An era came to an end and a new one begins for Eastern Kentucky University.

The Colonels officially become members of the Atlantic Sun Conference on Thursday, ending the school’s 73-year run as one of the founding members of the Ohio Valley Conference.

Since the announcement was made last January, Eastern Kentucky Athletics Director Matt Roan said the school wanted to “go out of the OVC the right way” during the remainder of its tenure in the league.

“We wanted to go out as successful as we could be, and making sure that we’re respecting what we built 73 years ago, but at the same time, you know, the transitions with, you know, schedules being put together in pretty short order, you know, uniform patches, logos on fields, banners that hang in our facilities — all of those things, we’ve done that inventory, and then on July 1, we’ll be ready to make those transitions and be good to go,” he said.

Although the teams and destinations will change, Roan said “a lot of the operations are the same” when it comes to building schedules and making travel plans. Roan added there will be a learning curve when it comes to becoming familiar with the new conference.

“I think our focus and the direction that we’re heading is what changes there,” he said. “You know, certainly, relationships have to be formed, where you’re calling your counterparts at different schools, and you’re calling a league office with which we were incredibly familiar. You know, now we’re calling a different league office that has been incredibly supportive in the ASUN office, and we’re making fast friends in the ASUN with those nine members that were already there.”

Throughout the past two decades, Eastern has been seeking an exit door from the OVC, but nothing officially materialized. A move to the Mid-American Conference (MAC) was widely speculated back in the 1990s. More recently, the school was a finalist to join the Sun Belt Conference more than five years ago, before the league settled on Coastal Carolina. Roan said the program was in “advanced” negations with the Sun Belt at the time, but “for various reasons, they chose to go in a different direction.”

Despite the disappointment, Roan said the school remained interested in aligning itself with the southeastern part of the country.

Eventually, the ASUN turned out to be a landing spot for the program. Roan said the school’s base of alumni and recruiting outlets align within markets aligned with the 12 schools in the conference, giving the Colonels a “shot in the arm.”
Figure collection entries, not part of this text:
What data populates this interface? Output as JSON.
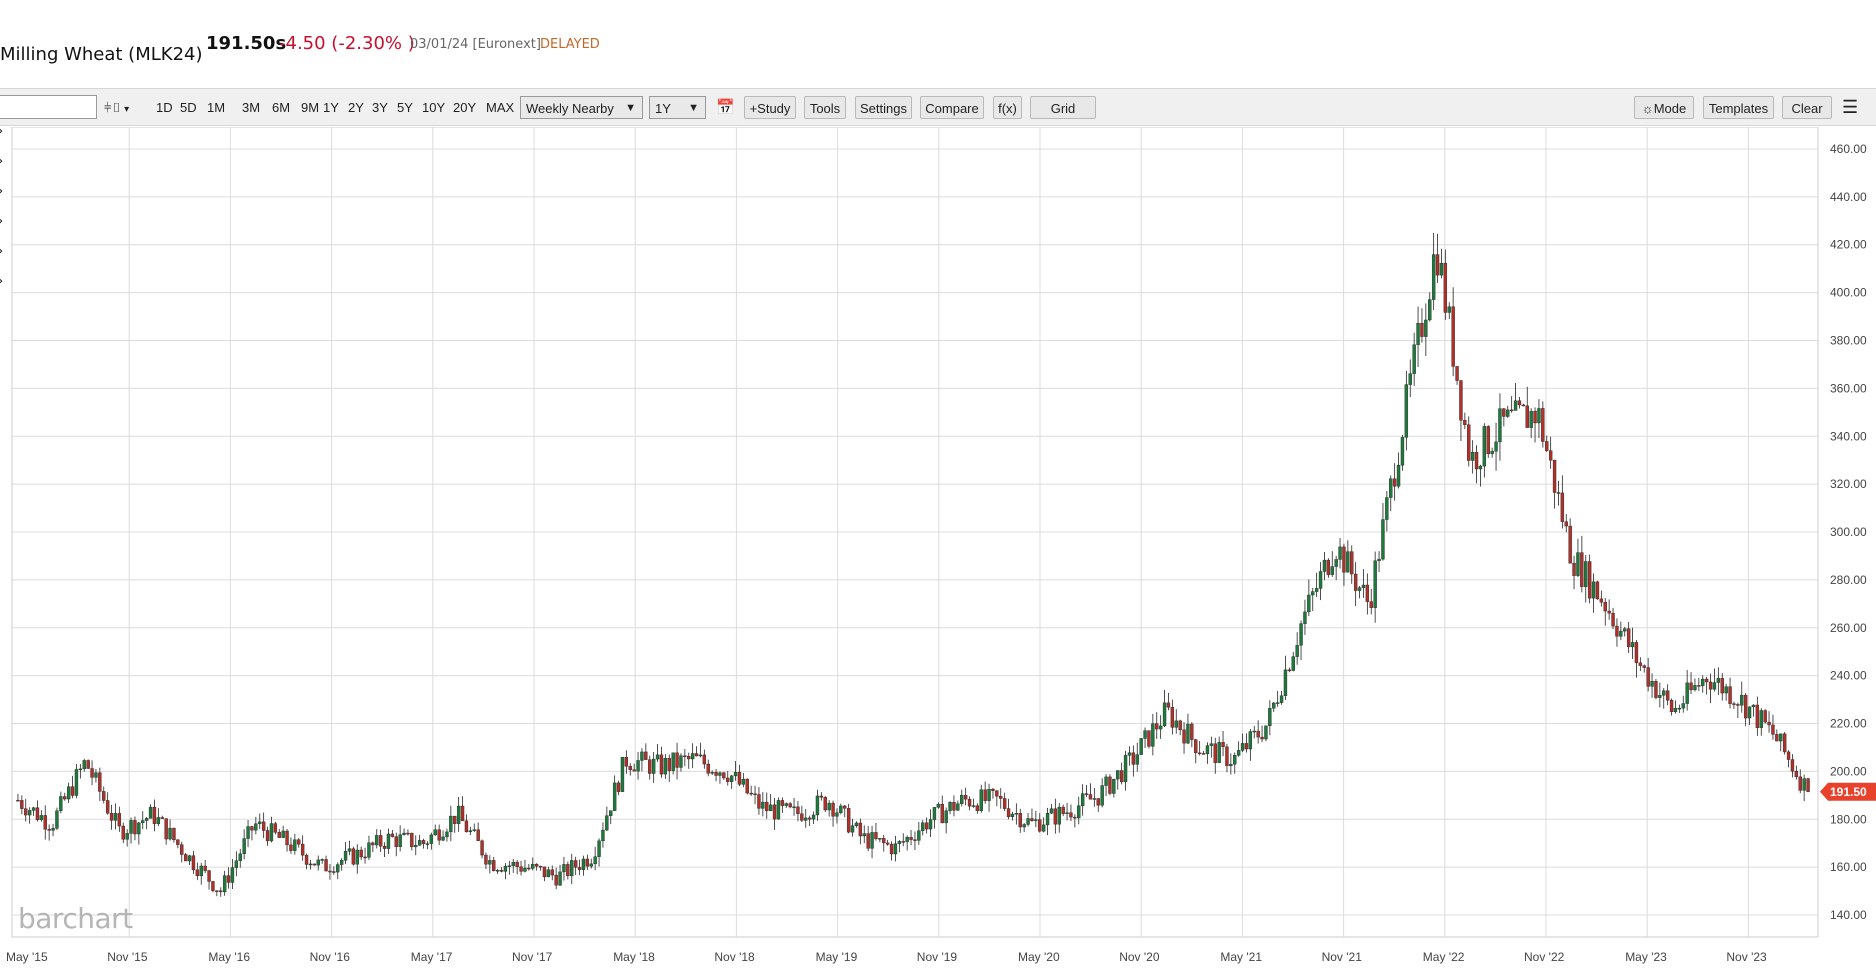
{
  "header": {
    "title": "Milling Wheat (MLK24)",
    "last_price": "191.50s",
    "change": "-4.50 (-2.30% )",
    "date_exchange": "03/01/24 [Euronext]",
    "status": "DELAYED"
  },
  "toolbar": {
    "symbol_value": "",
    "chart_type_icon": "candlestick-icon",
    "periods": [
      "1D",
      "5D",
      "1M",
      "3M",
      "6M",
      "9M",
      "1Y",
      "2Y",
      "3Y",
      "5Y",
      "10Y",
      "20Y",
      "MAX"
    ],
    "aggregation_select": "Weekly Nearby",
    "range_select": "1Y",
    "calendar_icon": "calendar-icon",
    "study": "+Study",
    "tools": "Tools",
    "settings": "Settings",
    "compare": "Compare",
    "fx": "f(x)",
    "grid": "Grid",
    "mode": "Mode",
    "templates": "Templates",
    "clear": "Clear",
    "menu_icon": "hamburger-icon"
  },
  "watermark": "barchart",
  "colors": {
    "up": "#1e7a3c",
    "down": "#b0302a",
    "price_tag": "#e8412c"
  },
  "chart_data": {
    "type": "line",
    "style": "candlestick",
    "xlabel": "",
    "ylabel": "",
    "ylim": [
      130,
      465
    ],
    "yticks": [
      "460.00",
      "440.00",
      "420.00",
      "400.00",
      "380.00",
      "360.00",
      "340.00",
      "320.00",
      "300.00",
      "280.00",
      "260.00",
      "240.00",
      "220.00",
      "200.00",
      "180.00",
      "160.00",
      "140.00"
    ],
    "xticks": [
      "May '15",
      "Nov '15",
      "May '16",
      "Nov '16",
      "May '17",
      "Nov '17",
      "May '18",
      "Nov '18",
      "May '19",
      "Nov '19",
      "May '20",
      "Nov '20",
      "May '21",
      "Nov '21",
      "May '22",
      "Nov '22",
      "May '23",
      "Nov '23"
    ],
    "last_price_label": "191.50",
    "grid": true,
    "series": [
      {
        "x": [
          "2015-05",
          "2015-07",
          "2015-09",
          "2015-11",
          "2016-01",
          "2016-03",
          "2016-05",
          "2016-07",
          "2016-09",
          "2016-11",
          "2017-01",
          "2017-03",
          "2017-05",
          "2017-07",
          "2017-09",
          "2017-11",
          "2018-01",
          "2018-03",
          "2018-05",
          "2018-07",
          "2018-09",
          "2018-11",
          "2019-01",
          "2019-03",
          "2019-05",
          "2019-07",
          "2019-09",
          "2019-11",
          "2020-01",
          "2020-03",
          "2020-05",
          "2020-07",
          "2020-09",
          "2020-11",
          "2021-01",
          "2021-03",
          "2021-05",
          "2021-07",
          "2021-09",
          "2021-11",
          "2022-01",
          "2022-03",
          "2022-05",
          "2022-07",
          "2022-09",
          "2022-11",
          "2023-01",
          "2023-03",
          "2023-05",
          "2023-07",
          "2023-09",
          "2023-11",
          "2024-01",
          "2024-03"
        ],
        "y": [
          188,
          178,
          204,
          175,
          182,
          165,
          150,
          178,
          170,
          160,
          165,
          172,
          170,
          182,
          162,
          160,
          156,
          165,
          205,
          202,
          205,
          200,
          185,
          182,
          188,
          172,
          168,
          180,
          188,
          188,
          178,
          183,
          190,
          205,
          225,
          210,
          205,
          220,
          262,
          295,
          270,
          345,
          420,
          330,
          345,
          350,
          290,
          270,
          245,
          225,
          240,
          230,
          215,
          191.5
        ]
      }
    ]
  }
}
“I think that made all the sense in the world for us,” Roan said. “I’s something to jumpstart us, and we’re excited about the new era and hope that our fans will get engaged and excited about it. And we’ll see where things lead.”

The support within the community, Roan said, has been “overwhelming positive under the circumstances.”
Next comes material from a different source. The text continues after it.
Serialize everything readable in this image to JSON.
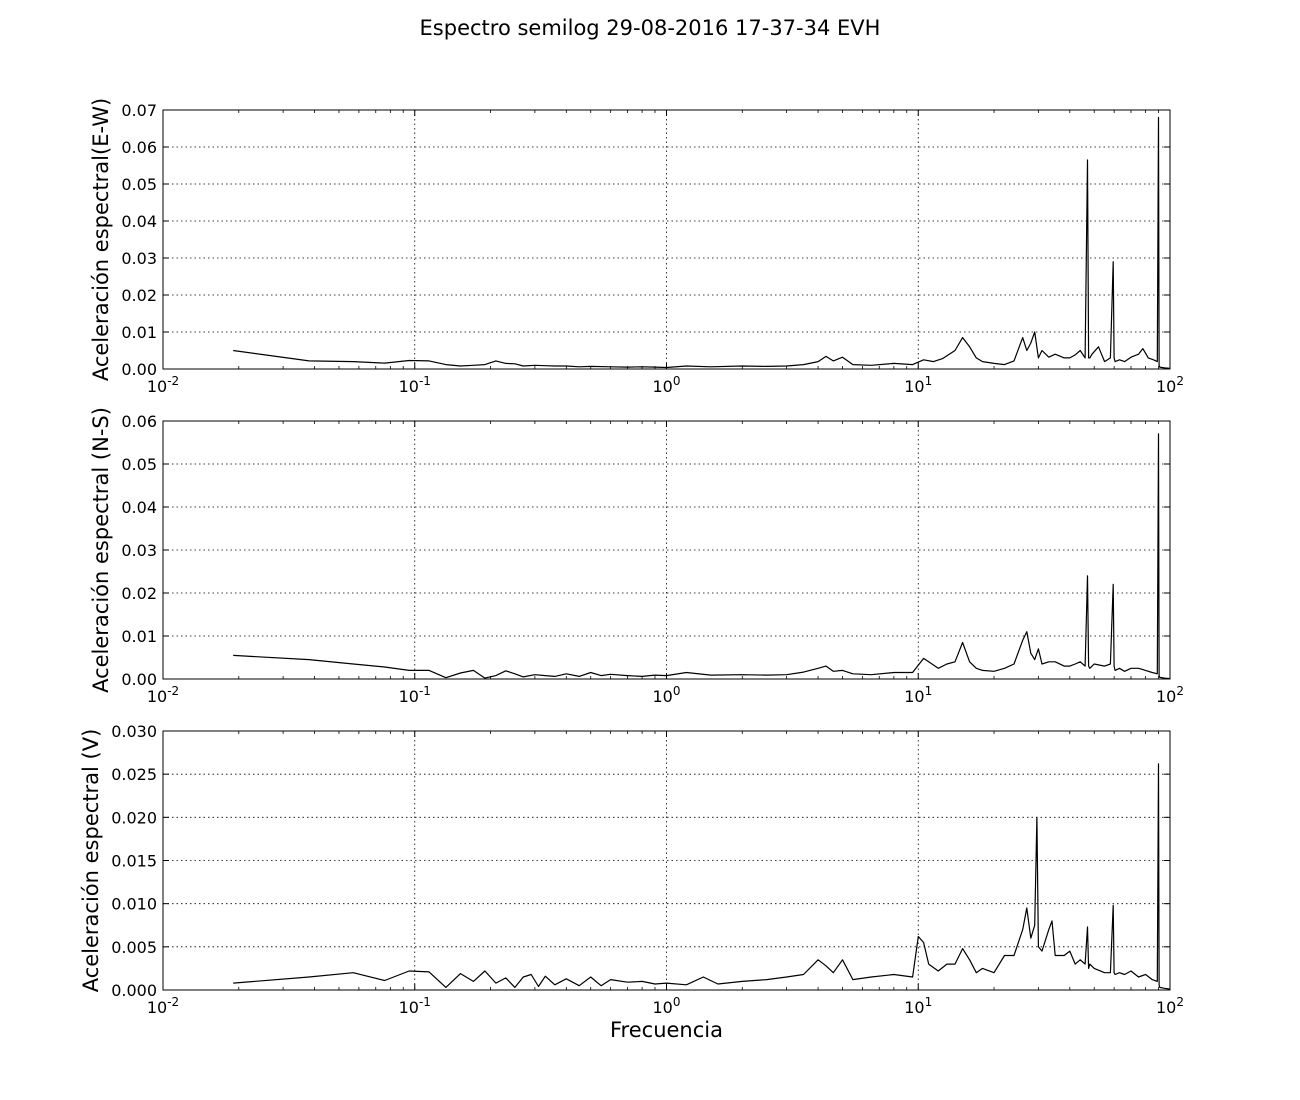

“I’ll have some people tell me, ‘Hey, I get why we’re doing it, but that doesn’t mean that I won’t miss, you know, some of the rivalries that we’ve created,’” Roan said.
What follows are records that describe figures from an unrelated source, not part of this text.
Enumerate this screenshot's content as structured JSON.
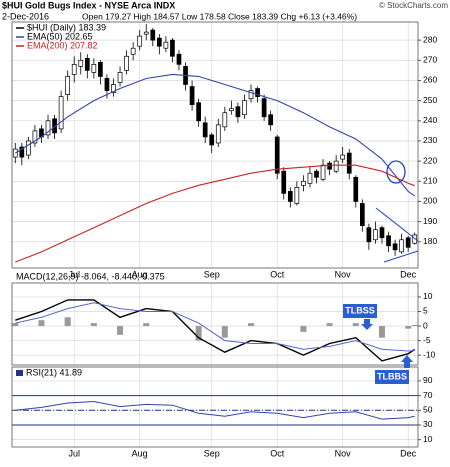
{
  "header": {
    "symbol_line": "$HUI Gold Bugs Index - NYSE Arca INDX",
    "date": "2-Dec-2016",
    "quote": "Open 179.27  High 184.57  Low 178.58  Close 183.39  Chg +6.13 (+3.46%)",
    "watermark": "© StockCharts.com"
  },
  "chart_data": [
    {
      "type": "candlestick",
      "xlim": [
        -0.5,
        61.5
      ],
      "ylim": [
        167,
        289
      ],
      "yticks": [
        180,
        190,
        200,
        210,
        220,
        230,
        240,
        250,
        260,
        270,
        280
      ],
      "grid": true,
      "xticks": [
        {
          "value": 9,
          "label": "Jul"
        },
        {
          "value": 19,
          "label": "Aug"
        },
        {
          "value": 30,
          "label": "Sep"
        },
        {
          "value": 40,
          "label": "Oct"
        },
        {
          "value": 50,
          "label": "Nov"
        },
        {
          "value": 60,
          "label": "Dec"
        }
      ],
      "x": [
        0,
        4,
        8,
        12,
        16,
        20,
        24,
        28,
        32,
        36,
        40,
        44,
        48,
        52,
        56,
        60,
        61
      ],
      "series": [
        {
          "name": "$HUI (Daily) 183.39",
          "color": "#000000",
          "ohlc": [
            [
              222,
              229,
              219,
              226
            ],
            [
              227,
              229,
              218,
              222
            ],
            [
              223,
              232,
              221,
              230
            ],
            [
              229,
              238,
              227,
              235
            ],
            [
              236,
              238,
              229,
              232
            ],
            [
              233,
              243,
              231,
              240
            ],
            [
              241,
              243,
              231,
              234
            ],
            [
              236,
              255,
              234,
              252
            ],
            [
              253,
              265,
              250,
              262
            ],
            [
              263,
              272,
              259,
              268
            ],
            [
              267,
              274,
              263,
              270
            ],
            [
              271,
              273,
              261,
              265
            ],
            [
              264,
              271,
              261,
              268
            ],
            [
              269,
              270,
              258,
              262
            ],
            [
              261,
              263,
              251,
              255
            ],
            [
              254,
              261,
              252,
              258
            ],
            [
              259,
              267,
              257,
              264
            ],
            [
              265,
              275,
              263,
              272
            ],
            [
              273,
              279,
              270,
              276
            ],
            [
              277,
              285,
              275,
              282
            ],
            [
              283,
              288,
              280,
              284
            ],
            [
              285,
              286,
              277,
              280
            ],
            [
              281,
              283,
              273,
              277
            ],
            [
              276,
              282,
              274,
              279
            ],
            [
              280,
              281,
              269,
              272
            ],
            [
              273,
              275,
              265,
              268
            ],
            [
              267,
              269,
              255,
              258
            ],
            [
              257,
              260,
              245,
              248
            ],
            [
              249,
              251,
              237,
              240
            ],
            [
              239,
              242,
              229,
              232
            ],
            [
              233,
              234,
              224,
              228
            ],
            [
              229,
              241,
              227,
              238
            ],
            [
              237,
              247,
              235,
              244
            ],
            [
              245,
              250,
              243,
              246
            ],
            [
              247,
              249,
              239,
              242
            ],
            [
              243,
              253,
              241,
              250
            ],
            [
              251,
              258,
              249,
              255
            ],
            [
              256,
              257,
              249,
              252
            ],
            [
              251,
              253,
              240,
              242
            ],
            [
              243,
              245,
              235,
              238
            ],
            [
              232,
              233,
              211,
              214
            ],
            [
              215,
              217,
              201,
              204
            ],
            [
              205,
              207,
              197,
              200
            ],
            [
              199,
              210,
              198,
              207
            ],
            [
              208,
              213,
              205,
              210
            ],
            [
              209,
              217,
              207,
              214
            ],
            [
              215,
              216,
              209,
              212
            ],
            [
              211,
              221,
              210,
              218
            ],
            [
              219,
              220,
              213,
              216
            ],
            [
              215,
              223,
              214,
              220
            ],
            [
              221,
              227,
              219,
              223
            ],
            [
              224,
              226,
              211,
              214
            ],
            [
              212,
              213,
              197,
              200
            ],
            [
              199,
              201,
              185,
              188
            ],
            [
              187,
              189,
              176,
              180
            ],
            [
              181,
              190,
              179,
              186
            ],
            [
              187,
              188,
              179,
              182
            ],
            [
              183,
              185,
              175,
              178
            ],
            [
              179,
              181,
              173,
              176
            ],
            [
              175,
              184,
              174,
              181
            ],
            [
              182,
              183,
              175,
              177.26
            ],
            [
              179.27,
              184.57,
              178.58,
              183.39
            ]
          ]
        },
        {
          "name": "EMA(50) 202.65",
          "color": "#3344aa",
          "values": [
            224,
            232,
            242,
            250,
            256,
            261,
            263,
            262,
            258,
            254,
            250,
            244,
            237,
            231,
            221,
            205,
            202.65
          ]
        },
        {
          "name": "EMA(200) 207.82",
          "color": "#cc2222",
          "values": [
            170,
            175,
            181,
            187,
            193,
            199,
            204,
            208,
            211,
            214,
            216,
            217,
            218,
            218,
            215,
            209,
            207.82
          ]
        }
      ]
    },
    {
      "type": "macd",
      "legend": "MACD(12,26,9) -8.064, -8.440, 0.375",
      "xlim": [
        -0.5,
        61.5
      ],
      "ylim": [
        -13.4,
        14.8
      ],
      "yticks": [
        10,
        5,
        0,
        -5,
        -10
      ],
      "grid": true,
      "x": [
        0,
        4,
        8,
        12,
        16,
        20,
        24,
        28,
        32,
        36,
        40,
        44,
        48,
        52,
        56,
        60,
        61
      ],
      "series": [
        {
          "color": "#000000",
          "values": [
            2,
            5,
            9,
            9,
            3,
            6,
            5,
            -4,
            -9,
            -5,
            -6,
            -10,
            -6,
            -4,
            -12,
            -9.5,
            -8.064
          ]
        },
        {
          "color": "#5566cc",
          "values": [
            1,
            3,
            6,
            8,
            6,
            5,
            5,
            1,
            -5,
            -6,
            -6,
            -8,
            -7,
            -5,
            -8,
            -8.6,
            -8.44
          ]
        },
        {
          "color": "#999999",
          "values": [
            1,
            2,
            3,
            1,
            -3,
            1,
            0,
            -5,
            -4,
            1,
            0,
            -2,
            1,
            1,
            -4,
            -0.9,
            0.375
          ]
        }
      ],
      "annotations": [
        "TLBSS",
        "TLBBS"
      ]
    },
    {
      "type": "rsi",
      "legend": "RSI(21) 41.89",
      "xlim": [
        -0.5,
        61.5
      ],
      "ylim": [
        0,
        109
      ],
      "yticks": [
        90,
        70,
        50,
        30,
        10
      ],
      "grid": true,
      "reference_lines": [
        70,
        50,
        30
      ],
      "xticks": [
        {
          "value": 9,
          "label": "Jul"
        },
        {
          "value": 19,
          "label": "Aug"
        },
        {
          "value": 30,
          "label": "Sep"
        },
        {
          "value": 40,
          "label": "Oct"
        },
        {
          "value": 50,
          "label": "Nov"
        },
        {
          "value": 60,
          "label": "Dec"
        }
      ],
      "x": [
        0,
        4,
        8,
        12,
        16,
        20,
        24,
        28,
        32,
        36,
        40,
        44,
        48,
        52,
        56,
        60,
        61
      ],
      "series": [
        {
          "color": "#3344aa",
          "values": [
            50,
            54,
            60,
            62,
            55,
            58,
            57,
            46,
            42,
            48,
            46,
            40,
            46,
            48,
            38,
            40,
            41.89
          ]
        }
      ]
    }
  ]
}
“We have to be forward-thinking, we have to think about what is best for us moving forward, not necessarily what was best for us in the past. And I think, in that spirit, that notion has been well received by a lot of people.”
Roan said the school plans to maintain non-conference rivalries with former OVC foes such as Morehead State and others within the team’s former league.

“If we’re playing 16, men’s basketball and women’s basketball conference games, and you play an empty and that gives you 31 opportunities to compete in a regular season, we got 15 non-conference opportunities, there’s no reason that that non-conference can’t be filled with those, you know, OVC schools — Morehead especially,” Roan said. “As I talked with my counterparts that we are within the OVC, I was very, very clear that, hey, just because we’re doing this for our institution for athletics department, that doesn’t mean and we’re going in a different direction. That doesn’t mean that we still don’t want to maintain those relationships and those rivalries.”